Mechanisms of action that contribute to the efficacy of ivy leaves dry extract EA 575^®

Abstract

The ivy leaves dry extract EA 575^® is an approved cough remedy distributed in more than 100 countries worldwide. The modes of action for its bronchospasmolytic, secretolytic, and anti-inflammatory effects remain poorly understood. Therefore, this work focuses on a contribution to these mechanisms. Within this work it is shown that the former investigated inhibition of β₂-adrenergic receptor internalization arrives from an indirect inhibition of receptor phosphorylation by GRK2. Also the recruitment of β-arrestin2 to the β₂-adrenergic receptor (β₂AR) is shown to be diminished after EA 575^® pre-treatment under stimulating conditions. With respect to anti-inflammatory effects, EA 575^® reduces IL-6 secretion from murine macrophages after LPS stimulation.
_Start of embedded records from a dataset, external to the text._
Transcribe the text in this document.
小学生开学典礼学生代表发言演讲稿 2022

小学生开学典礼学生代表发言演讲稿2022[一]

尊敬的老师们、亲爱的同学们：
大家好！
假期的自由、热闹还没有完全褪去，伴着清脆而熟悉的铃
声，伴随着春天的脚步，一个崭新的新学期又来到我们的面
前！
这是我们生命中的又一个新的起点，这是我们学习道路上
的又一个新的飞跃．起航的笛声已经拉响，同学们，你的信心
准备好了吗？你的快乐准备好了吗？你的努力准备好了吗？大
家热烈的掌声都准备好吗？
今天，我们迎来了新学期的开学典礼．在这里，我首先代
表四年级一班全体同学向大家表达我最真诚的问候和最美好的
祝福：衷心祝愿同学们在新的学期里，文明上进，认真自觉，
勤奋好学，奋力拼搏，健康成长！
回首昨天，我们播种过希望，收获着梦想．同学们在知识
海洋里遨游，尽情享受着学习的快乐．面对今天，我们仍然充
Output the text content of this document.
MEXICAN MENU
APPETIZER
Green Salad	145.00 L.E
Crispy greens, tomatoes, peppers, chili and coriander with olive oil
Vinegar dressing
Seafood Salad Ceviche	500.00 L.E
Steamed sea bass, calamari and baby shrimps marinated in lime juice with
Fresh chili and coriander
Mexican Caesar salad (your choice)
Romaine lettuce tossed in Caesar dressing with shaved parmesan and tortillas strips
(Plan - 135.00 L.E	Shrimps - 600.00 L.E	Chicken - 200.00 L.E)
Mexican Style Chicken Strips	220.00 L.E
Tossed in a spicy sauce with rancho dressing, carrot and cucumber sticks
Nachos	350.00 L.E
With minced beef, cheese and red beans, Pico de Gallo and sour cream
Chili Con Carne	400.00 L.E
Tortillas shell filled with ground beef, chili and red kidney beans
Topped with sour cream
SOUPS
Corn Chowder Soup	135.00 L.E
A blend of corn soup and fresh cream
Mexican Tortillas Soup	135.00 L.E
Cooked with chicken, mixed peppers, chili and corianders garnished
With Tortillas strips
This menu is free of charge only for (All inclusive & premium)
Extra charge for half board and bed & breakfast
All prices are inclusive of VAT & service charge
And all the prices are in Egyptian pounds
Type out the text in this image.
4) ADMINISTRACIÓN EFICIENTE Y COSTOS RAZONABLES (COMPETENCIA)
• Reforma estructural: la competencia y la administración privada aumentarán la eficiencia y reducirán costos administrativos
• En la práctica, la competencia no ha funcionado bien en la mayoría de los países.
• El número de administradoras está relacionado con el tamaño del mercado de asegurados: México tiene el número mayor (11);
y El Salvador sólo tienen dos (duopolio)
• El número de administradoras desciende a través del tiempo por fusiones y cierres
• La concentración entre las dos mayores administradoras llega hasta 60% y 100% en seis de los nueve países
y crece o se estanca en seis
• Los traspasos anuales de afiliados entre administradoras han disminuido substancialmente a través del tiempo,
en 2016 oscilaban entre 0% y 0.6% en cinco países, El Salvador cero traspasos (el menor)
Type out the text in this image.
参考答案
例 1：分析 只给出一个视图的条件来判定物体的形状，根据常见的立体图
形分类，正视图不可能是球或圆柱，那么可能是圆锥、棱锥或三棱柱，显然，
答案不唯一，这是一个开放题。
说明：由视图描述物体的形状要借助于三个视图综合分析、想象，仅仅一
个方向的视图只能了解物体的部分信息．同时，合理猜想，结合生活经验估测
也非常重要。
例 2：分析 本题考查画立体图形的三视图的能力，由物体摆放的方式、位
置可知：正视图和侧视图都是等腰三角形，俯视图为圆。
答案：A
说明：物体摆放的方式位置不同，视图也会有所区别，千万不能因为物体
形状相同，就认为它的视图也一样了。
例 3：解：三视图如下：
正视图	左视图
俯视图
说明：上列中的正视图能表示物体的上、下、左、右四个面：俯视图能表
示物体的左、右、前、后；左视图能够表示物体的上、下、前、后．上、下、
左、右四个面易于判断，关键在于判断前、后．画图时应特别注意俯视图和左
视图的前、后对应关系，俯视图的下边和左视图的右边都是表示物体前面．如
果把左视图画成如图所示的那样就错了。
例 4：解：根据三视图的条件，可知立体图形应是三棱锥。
This effect is explained by a reduced NFκB transcriptional activity measured by a reporter gene assay based on luciferase activity in HEK and THP-1 cells. As assessed by immunostaining, the translocation of NFκB into the nucleus under stimulating conditions is also impaired, which is explained by a higher amount of bound NFκB to its inhibitor IκBα detected by a protein fragment complementation assay. This result is underlined with a lowered phosphorylation of IκBα and a heightened phosphorylation of NFκB subunit RelA at Ser536 after EA 575^® pre-treatment and TNFα stimulation. Finally, it is demonstrated in HEK Nanoluc-PEST cells that NFκB transcriptional activity is diminished by β₂-adrenergic stimulation and synergistically inhibited by EA 575^® pre-incubation. Interestingly, this effect is shown to be β-arrestin dependent. Whether or not this crosstalk contributes to the efficacy of EA 575^® requires further investigation.